Shaw Faces Heat From Dissident Shareholders Over Jim Shaw’s $25.5M Payout

by Gaurav Kheterpal on December 19, 2011

Year 2011 has been a mixed bag for Shaw. Though it posted better-than-expected third-quarter earnings and revenue, its profits dipped significantly in the fourth-quarter, reflecting a wider loss from discontinued wireless operations, despite a 26 percent growth in revenues.

Overall, Shaw offered a cautious outlook for the 2012 fiscal year stating that it expects revenue to grow but cash flow to decline “somewhat.” Needless to say, the shareholders aren’t amused. Most investors were caught on the wrong foot in September when Shaw dropped its plans for a wireless telephone network and instead announced that it would build a cheaper Wi-Fi service.
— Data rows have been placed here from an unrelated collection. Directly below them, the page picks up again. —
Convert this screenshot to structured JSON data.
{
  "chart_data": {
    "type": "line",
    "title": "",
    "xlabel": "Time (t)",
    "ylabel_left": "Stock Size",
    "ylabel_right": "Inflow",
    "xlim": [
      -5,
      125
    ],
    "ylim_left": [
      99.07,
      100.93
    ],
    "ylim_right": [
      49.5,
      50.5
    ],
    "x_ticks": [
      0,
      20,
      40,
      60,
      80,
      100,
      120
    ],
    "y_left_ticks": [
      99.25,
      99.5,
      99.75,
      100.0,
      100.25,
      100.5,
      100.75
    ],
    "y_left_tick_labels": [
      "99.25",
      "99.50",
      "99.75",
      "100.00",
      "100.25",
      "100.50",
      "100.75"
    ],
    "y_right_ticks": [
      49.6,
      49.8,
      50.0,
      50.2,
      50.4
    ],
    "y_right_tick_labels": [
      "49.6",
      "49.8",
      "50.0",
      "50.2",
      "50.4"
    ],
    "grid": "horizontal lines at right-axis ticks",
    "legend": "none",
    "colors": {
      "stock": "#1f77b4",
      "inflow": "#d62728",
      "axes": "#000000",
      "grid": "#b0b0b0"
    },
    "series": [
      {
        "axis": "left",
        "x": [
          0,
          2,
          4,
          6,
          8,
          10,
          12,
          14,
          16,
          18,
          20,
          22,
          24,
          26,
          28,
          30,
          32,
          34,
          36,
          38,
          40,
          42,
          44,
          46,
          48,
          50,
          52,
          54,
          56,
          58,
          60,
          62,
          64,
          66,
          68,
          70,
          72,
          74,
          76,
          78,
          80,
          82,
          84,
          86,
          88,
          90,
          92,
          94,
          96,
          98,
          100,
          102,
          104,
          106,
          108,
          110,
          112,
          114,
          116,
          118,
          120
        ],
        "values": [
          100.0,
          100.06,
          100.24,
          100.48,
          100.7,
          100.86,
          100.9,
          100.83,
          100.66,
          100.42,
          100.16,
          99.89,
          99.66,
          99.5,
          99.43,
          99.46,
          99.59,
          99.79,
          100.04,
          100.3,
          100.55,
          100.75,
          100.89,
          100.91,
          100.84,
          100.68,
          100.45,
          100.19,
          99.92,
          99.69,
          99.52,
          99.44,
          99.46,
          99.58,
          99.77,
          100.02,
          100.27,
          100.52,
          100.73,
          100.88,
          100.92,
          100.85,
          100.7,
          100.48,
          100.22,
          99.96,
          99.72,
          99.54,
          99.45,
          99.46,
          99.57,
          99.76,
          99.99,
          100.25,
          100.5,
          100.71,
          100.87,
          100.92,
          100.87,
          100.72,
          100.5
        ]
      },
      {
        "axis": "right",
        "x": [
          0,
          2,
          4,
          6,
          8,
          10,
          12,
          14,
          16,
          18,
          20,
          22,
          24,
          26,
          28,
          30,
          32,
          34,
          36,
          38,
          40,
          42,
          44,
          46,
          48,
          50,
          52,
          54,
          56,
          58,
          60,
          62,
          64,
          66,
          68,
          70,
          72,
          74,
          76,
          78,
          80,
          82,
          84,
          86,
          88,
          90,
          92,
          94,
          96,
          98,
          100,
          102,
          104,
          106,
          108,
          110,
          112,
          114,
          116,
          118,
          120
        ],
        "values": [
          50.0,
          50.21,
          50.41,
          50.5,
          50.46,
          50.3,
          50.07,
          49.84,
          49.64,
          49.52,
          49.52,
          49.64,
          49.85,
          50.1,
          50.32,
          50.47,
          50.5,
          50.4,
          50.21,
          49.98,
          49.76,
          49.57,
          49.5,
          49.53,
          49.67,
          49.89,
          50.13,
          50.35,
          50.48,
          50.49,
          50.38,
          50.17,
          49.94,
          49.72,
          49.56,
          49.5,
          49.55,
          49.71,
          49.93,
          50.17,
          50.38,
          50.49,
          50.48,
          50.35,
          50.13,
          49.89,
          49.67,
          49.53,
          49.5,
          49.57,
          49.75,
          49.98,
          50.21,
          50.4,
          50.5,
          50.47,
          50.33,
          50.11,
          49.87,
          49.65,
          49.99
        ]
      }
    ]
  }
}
To make matters worse, Shaw is now facing growing shareholder dissident over the $25.5-million payment made former CEO Jim Shaw. This is above and beyond the $625,000 in salary that he received in fiscal 2011. To put things in perspective, Shaw’s share price has declined 8.35% in the past three years and surely it’s a matter of time before the company’s shareholders lose their patience.

In fact, it’s not just about Jim Shaw, questions are now being asked over the hefty compensation packages doled out to various other members of the Shaw family. Bradley Shaw, how succeeded Jim as the Shaw CEO had a lucrative pay packet of $15.8 million, marginally below executive chairman J.R. Shaw’s $16 million haul. All in all, the three Shaws alone earned $58.6 million reflecting how Western Canada’s largest cable and broadband provider is still all-in-the-family affair.

In the past, shareholders haven’t cried foul as the stock price produced handsome returns. However, I have no doubt that 2012 will be a testing times for the company as it faces fierce competition from Telus and Bell. Earlier this month, Rogers and BCE purchased a majority stake in Maple Leaf Sports and Entertainment from the Ontario Teachers’ Pension Plan for about $1 billion. The two wireless giants now own 37.5% of Canada’s largest sports conglomerate and there’s no doubt the deal is likely to put Shaw under pressure in the race for prime time content.